The Bureau of Labor Statistics released the March jobs report on Friday morning and the economy continues to show steady improvement, adding 192,000 jobs last month. This was slightly below projections of 200,000. The unemployment rate was unchanged at 6.7 percent and the labor force participation rate ticked up for the second consecutive month to 63.2 percent, from 63 percent.
The labor force growth is particularly good news. The household survey—which is the part of the report that measures directly from households—found that the labor force grew by 503,000 in March, a strong number. The past two months have shown hints that the strengthening economy will convince discouraged workers to reenter the labor market. That’s one of the reasons that the lack of movement in the unemployment rate over the past few months is not a bad sign, as long as it comes with positive employment growth:
Economists had projected a year of stronger growth at the start of 2014 thanks to reduced fiscal headwinds. But throughout January and February, the economic data proved weak and worries grew that growth would once again fall short of expectations.
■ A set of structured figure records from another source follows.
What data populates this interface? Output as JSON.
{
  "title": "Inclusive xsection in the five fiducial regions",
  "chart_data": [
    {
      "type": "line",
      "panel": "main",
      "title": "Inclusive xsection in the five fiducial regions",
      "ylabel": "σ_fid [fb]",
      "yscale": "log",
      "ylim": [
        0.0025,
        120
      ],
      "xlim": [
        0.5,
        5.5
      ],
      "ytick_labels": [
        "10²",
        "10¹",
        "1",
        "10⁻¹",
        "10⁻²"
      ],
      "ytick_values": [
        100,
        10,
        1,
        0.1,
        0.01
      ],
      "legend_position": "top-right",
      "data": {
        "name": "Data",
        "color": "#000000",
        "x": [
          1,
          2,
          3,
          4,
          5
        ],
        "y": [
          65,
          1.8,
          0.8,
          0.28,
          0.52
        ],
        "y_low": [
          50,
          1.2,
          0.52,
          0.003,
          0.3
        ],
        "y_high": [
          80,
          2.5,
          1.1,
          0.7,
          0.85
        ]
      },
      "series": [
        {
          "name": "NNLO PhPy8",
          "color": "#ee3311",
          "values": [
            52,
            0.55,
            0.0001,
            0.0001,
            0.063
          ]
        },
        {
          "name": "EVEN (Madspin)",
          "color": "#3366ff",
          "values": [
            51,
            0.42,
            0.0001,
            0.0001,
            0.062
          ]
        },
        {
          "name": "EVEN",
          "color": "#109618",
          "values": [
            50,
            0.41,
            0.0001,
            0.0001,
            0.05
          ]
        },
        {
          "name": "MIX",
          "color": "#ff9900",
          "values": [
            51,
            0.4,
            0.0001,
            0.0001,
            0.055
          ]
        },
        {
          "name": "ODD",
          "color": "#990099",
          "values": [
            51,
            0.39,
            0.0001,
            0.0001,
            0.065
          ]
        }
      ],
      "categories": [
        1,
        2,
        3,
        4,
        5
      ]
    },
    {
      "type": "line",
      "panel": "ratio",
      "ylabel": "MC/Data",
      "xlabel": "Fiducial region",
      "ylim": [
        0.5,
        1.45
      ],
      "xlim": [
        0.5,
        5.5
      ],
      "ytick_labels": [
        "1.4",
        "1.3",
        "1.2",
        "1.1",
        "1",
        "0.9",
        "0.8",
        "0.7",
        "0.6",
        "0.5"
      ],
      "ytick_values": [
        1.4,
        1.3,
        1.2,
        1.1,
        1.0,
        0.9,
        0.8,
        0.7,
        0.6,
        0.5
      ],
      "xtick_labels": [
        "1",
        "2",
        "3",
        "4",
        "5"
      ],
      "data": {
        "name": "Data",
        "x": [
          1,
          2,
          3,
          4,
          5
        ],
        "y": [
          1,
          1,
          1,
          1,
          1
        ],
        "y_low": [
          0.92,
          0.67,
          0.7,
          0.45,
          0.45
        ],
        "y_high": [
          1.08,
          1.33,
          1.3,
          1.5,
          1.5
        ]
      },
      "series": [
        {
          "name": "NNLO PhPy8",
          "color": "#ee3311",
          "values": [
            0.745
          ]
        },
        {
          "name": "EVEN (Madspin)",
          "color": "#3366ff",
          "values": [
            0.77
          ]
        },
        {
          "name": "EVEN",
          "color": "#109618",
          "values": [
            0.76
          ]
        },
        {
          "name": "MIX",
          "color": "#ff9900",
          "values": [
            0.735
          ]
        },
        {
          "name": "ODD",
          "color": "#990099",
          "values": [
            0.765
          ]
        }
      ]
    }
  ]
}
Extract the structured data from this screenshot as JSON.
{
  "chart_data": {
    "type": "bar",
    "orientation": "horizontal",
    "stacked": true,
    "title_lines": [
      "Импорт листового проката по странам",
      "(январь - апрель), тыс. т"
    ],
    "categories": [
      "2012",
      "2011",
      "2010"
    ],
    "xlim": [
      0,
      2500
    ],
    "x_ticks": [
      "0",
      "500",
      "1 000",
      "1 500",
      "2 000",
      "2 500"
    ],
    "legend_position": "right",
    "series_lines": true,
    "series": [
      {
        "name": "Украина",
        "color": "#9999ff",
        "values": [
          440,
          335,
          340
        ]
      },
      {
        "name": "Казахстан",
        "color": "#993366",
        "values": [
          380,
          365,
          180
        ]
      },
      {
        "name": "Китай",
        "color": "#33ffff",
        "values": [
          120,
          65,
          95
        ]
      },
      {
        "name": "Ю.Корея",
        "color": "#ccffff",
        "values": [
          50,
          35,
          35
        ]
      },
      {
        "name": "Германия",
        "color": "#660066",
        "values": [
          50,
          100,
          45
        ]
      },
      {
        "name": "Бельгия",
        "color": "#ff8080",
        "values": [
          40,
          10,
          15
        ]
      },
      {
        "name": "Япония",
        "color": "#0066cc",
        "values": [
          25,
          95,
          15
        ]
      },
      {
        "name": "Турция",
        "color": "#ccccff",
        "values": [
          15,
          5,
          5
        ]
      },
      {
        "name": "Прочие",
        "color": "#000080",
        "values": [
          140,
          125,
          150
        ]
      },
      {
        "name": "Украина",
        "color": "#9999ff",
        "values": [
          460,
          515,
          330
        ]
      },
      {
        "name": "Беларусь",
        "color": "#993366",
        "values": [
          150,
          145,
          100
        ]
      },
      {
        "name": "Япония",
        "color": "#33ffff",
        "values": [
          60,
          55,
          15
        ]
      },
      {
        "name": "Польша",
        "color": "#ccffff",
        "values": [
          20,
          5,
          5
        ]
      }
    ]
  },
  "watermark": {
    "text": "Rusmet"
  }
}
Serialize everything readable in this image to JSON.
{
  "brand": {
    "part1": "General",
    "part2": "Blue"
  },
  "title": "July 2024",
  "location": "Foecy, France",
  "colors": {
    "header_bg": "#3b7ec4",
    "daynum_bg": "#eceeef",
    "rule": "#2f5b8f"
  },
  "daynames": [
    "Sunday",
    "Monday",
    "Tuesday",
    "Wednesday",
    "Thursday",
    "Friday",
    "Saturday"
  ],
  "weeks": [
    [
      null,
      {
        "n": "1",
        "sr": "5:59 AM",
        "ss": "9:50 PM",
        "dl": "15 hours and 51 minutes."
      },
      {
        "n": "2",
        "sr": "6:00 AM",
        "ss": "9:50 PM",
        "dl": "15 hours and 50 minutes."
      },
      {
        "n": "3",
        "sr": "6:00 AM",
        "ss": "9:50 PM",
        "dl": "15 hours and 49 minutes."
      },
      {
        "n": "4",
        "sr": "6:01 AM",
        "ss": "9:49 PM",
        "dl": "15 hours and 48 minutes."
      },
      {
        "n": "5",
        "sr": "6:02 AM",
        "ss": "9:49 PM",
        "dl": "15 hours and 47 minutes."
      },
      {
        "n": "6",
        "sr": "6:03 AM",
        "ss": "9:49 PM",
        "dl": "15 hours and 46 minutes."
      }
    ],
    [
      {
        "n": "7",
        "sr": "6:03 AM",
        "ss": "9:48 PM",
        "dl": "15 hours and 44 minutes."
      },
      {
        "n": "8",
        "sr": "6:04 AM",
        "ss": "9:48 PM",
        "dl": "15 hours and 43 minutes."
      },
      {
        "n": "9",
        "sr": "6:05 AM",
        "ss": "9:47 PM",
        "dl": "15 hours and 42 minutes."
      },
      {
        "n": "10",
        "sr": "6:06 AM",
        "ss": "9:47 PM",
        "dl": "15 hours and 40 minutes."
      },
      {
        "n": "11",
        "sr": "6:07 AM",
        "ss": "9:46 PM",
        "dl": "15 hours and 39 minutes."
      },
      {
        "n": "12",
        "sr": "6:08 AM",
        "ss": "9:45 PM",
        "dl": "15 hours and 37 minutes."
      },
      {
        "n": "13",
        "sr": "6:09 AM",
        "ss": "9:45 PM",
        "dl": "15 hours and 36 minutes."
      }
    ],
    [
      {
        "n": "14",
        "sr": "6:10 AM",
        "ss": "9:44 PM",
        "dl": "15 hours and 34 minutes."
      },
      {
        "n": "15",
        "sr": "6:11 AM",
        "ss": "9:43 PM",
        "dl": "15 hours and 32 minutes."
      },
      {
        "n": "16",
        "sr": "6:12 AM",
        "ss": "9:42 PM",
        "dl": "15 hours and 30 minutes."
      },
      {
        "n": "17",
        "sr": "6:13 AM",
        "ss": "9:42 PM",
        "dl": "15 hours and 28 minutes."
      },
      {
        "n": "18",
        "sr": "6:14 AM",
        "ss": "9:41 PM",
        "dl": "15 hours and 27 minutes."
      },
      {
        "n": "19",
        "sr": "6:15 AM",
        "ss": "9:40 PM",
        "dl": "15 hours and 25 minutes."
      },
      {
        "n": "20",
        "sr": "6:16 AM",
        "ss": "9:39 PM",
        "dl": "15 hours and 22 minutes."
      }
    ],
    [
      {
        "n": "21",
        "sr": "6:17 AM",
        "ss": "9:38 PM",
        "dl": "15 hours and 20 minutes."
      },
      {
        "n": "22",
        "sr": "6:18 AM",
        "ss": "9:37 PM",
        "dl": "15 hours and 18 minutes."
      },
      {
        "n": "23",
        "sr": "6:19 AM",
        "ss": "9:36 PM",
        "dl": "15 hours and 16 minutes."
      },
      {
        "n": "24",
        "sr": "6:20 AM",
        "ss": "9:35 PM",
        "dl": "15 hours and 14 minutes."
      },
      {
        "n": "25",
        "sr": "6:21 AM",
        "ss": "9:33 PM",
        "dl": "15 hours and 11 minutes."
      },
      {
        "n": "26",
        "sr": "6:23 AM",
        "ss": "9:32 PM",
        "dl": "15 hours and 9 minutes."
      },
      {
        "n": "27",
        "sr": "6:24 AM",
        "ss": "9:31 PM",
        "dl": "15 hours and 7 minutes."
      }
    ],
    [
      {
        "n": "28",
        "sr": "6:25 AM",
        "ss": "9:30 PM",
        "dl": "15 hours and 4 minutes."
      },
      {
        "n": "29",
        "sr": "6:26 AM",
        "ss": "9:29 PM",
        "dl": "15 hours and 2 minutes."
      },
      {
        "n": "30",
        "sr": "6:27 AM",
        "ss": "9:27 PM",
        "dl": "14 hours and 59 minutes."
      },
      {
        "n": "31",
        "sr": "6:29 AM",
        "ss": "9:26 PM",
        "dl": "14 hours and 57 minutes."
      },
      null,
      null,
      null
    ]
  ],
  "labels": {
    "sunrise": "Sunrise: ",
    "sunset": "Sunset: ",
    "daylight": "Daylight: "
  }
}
Those concerns do not seem to have played out. An unusually cold and nasty winter seems to have been a major contributor to the weak data, shutting some major U.S. cities down for days at a time.
But while the nearly 200,000 jobs is a welcome development, the recovery has still not hit second gear. Month-to-month jobs reports contain a lot of noise as the sampling error is high and revisions can change the numbers significantly. One way to filter out some of that noise is to use a three-month moving average. As you can see, job growth has fluctuated between 150,000 and 200,000 jobs for years now:
One other statistic that economists are watching closely is wage growth. As the labor market tightens, employers will have to raise wages to compete for scarce labor. Economists have been debating for months the tightness of the labor market. The argument centers around the long-term unemployed and the millions of workers who have dropped out of the labor force. One side believes that the long-term unemployed have become disconnected from the labor market, as employers will very rarely hire them. In this case, the short-term unemployment rate, which has already returned to its pre-recession level, is a better indicator of the state of the labor market. The other side argues that the unemployment rate is not representative of the labor market and that many discouraged workers will begin searching for jobs again as the economy recovers.
This jobs report bolsters the second theory, as wage growth actually fell slightly in March. This indicates there is still slack in the labor market and the Fed’s loose monetary policy will continue to bolster it.
Nevertheless, the 3.7 million long-term unemployed, little changed from 3.8 million in February, continue to be a national crisis that is not receiving enough attention. These workers, who have similar characteristics and experience as the short-term unemployed, have been out of work more than six months. Research shows that employers discriminate against them, passing over their resume even if they have the requisite experience. The human costs of long-term unemployment are devastating, including negative health effects and higher suicide rates. As the labor market continues to recover, economists will be watching closely to see if employers begin hiring the long-term unemployed. If not, Congress will have to pass targeted policies to convince employers to do so—or else we may lose these able-bodied workers to permanent unemployment forever.